Melihat dampak negatif yang ditimbulkan dari bermain game tersebut, tentunya peran orangtua sangat dibutuhkan dalam hal ini untuk menyaring/membatasi/mengawasi agar sang anak tidak kecanduan bermain game. Caranya ialah dengan membatasi anak bermain game, jangan membiasakan anak untuk bermain game secara terus-menerus, kenali anak dengan permainan yang bisa meningkatkan sosialisasinya seperti bermain board game secara konvensional, bermain petak umpet dan sebagainya, juga menyuruh anak agar bermain dengan teman-teman di lingkungannya agar anak tersebut tidak menjadi anti sosial, dan masih banyak lagi.

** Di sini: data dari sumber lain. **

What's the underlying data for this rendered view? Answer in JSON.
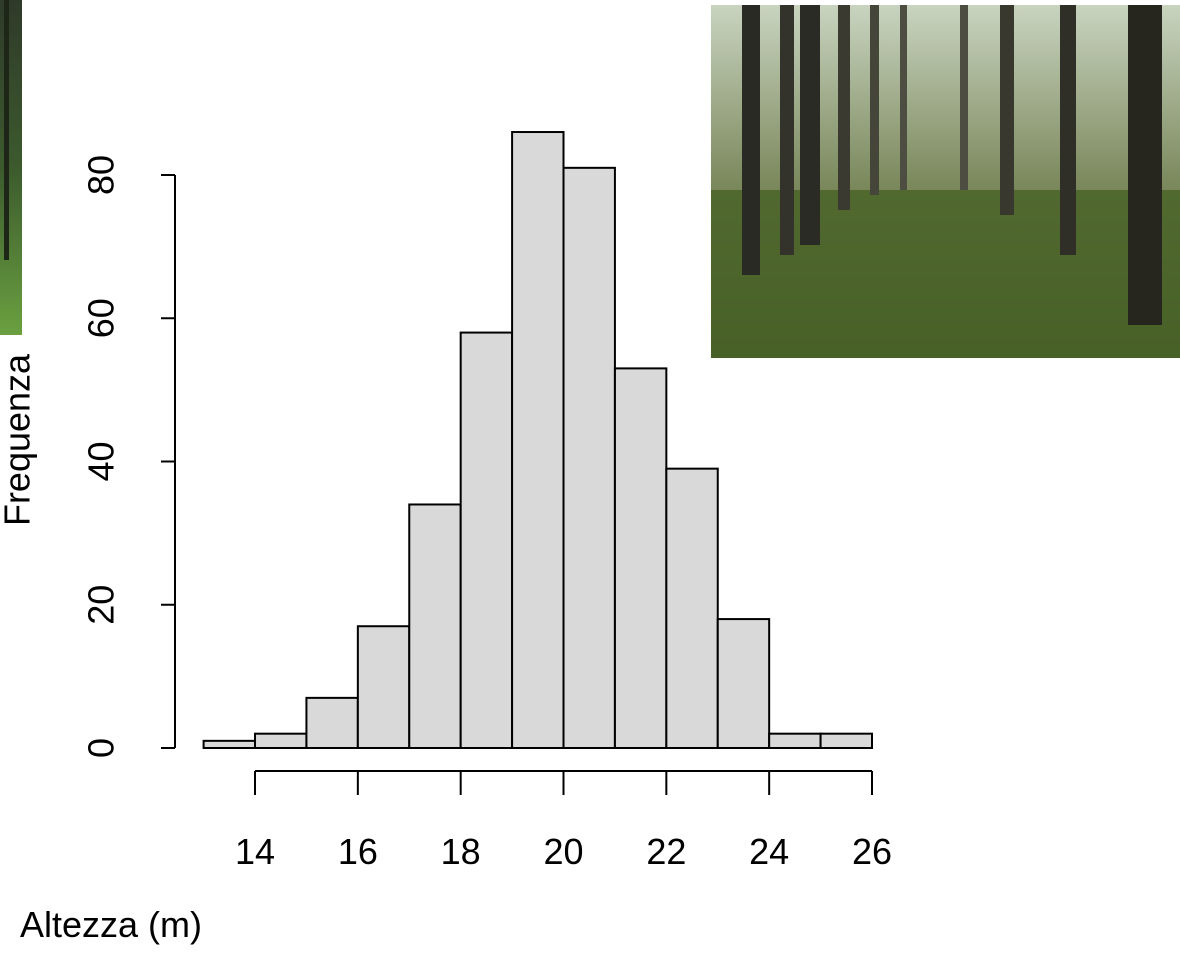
{
  "chart_data": {
    "type": "histogram",
    "x_label": "Altezza (m)",
    "y_label": "Frequenza",
    "bins": [
      13,
      14,
      15,
      16,
      17,
      18,
      19,
      20,
      21,
      22,
      23,
      24,
      25,
      26
    ],
    "values": [
      1,
      2,
      7,
      17,
      34,
      58,
      86,
      81,
      53,
      39,
      18,
      2,
      2
    ],
    "color": "#d9d9d9",
    "xlim": [
      13,
      26
    ],
    "xticks": [
      14,
      16,
      18,
      20,
      22,
      24,
      26
    ],
    "ylim": [
      0,
      80
    ],
    "yticks": [
      0,
      20,
      40,
      60,
      80
    ]
  }
}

Karena game sangat banyak diminati oleh anak-anak, maka timbul lah suatu konsep transmedia intertekstualitas yang ada di dalam permainan budaya anak-anak kontemporer. Dalam konteks ini budaya game dimanfaatkan oleh pemilik modal untuk mencari keuntungan. Dengan banyaknya pemain Game di Indonesia, pemilik modal dapat melihat hal ini untuk mengeruk keuntungan dengan cara menjadikan tokoh game diadaptasikan menjadi suatu film, pernak pernik, dan lainnya atau sebaliknya yang dikuasai oleh para pemilik modal dengan tujuan untuk memperoleh keuntungan pasar.

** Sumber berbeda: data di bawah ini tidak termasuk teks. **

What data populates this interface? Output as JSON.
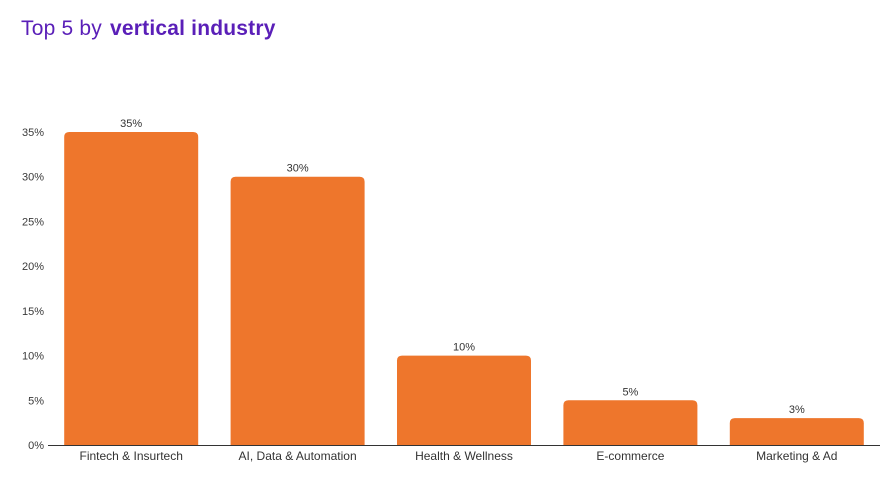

Contoh nyata sekarang ini ialah hadirnya game-game seperti pokemon, angry bird, Warcraft, need for speed, dan lain-lain. Game-game tersebut merupakan adaptasi dari game menjadi sebuah film atau sebaliknya. Untuk pokemon sendiri, merupakan sebuah kartun lama dan pada akhirnya oleh pemilik modal dijadikan sebuah games dengan nama Pokemon GO. Angry bird, Warcraft, need for speed merupakan sebuah game yang dijadikan film oleh pekarya-pekarya film dan film tersebut sukses dipasaran dan menambah popularitas dari game-game itu sendiri. semua game-game tersebut pun dijadikan untuk memperoleh keuntungan dengan cara menjual pernak-pernik yang bergambarkan game-game tersebut, bentuknya seperti gelas, action figure, baju, celana, tas, tempat pensil, dan lain-lain. Merchandise-merchandise tersebut juga menambah kesuksesan dari game dan film itu sendiri karena banyak peminatnya.

Referensi:

Lievrouw, Leah A. & Sonia Livingstone. 2006, Handbook of New Media : Social Shaping and Social Consquences of ITCs, Sage Publication Ltd. London.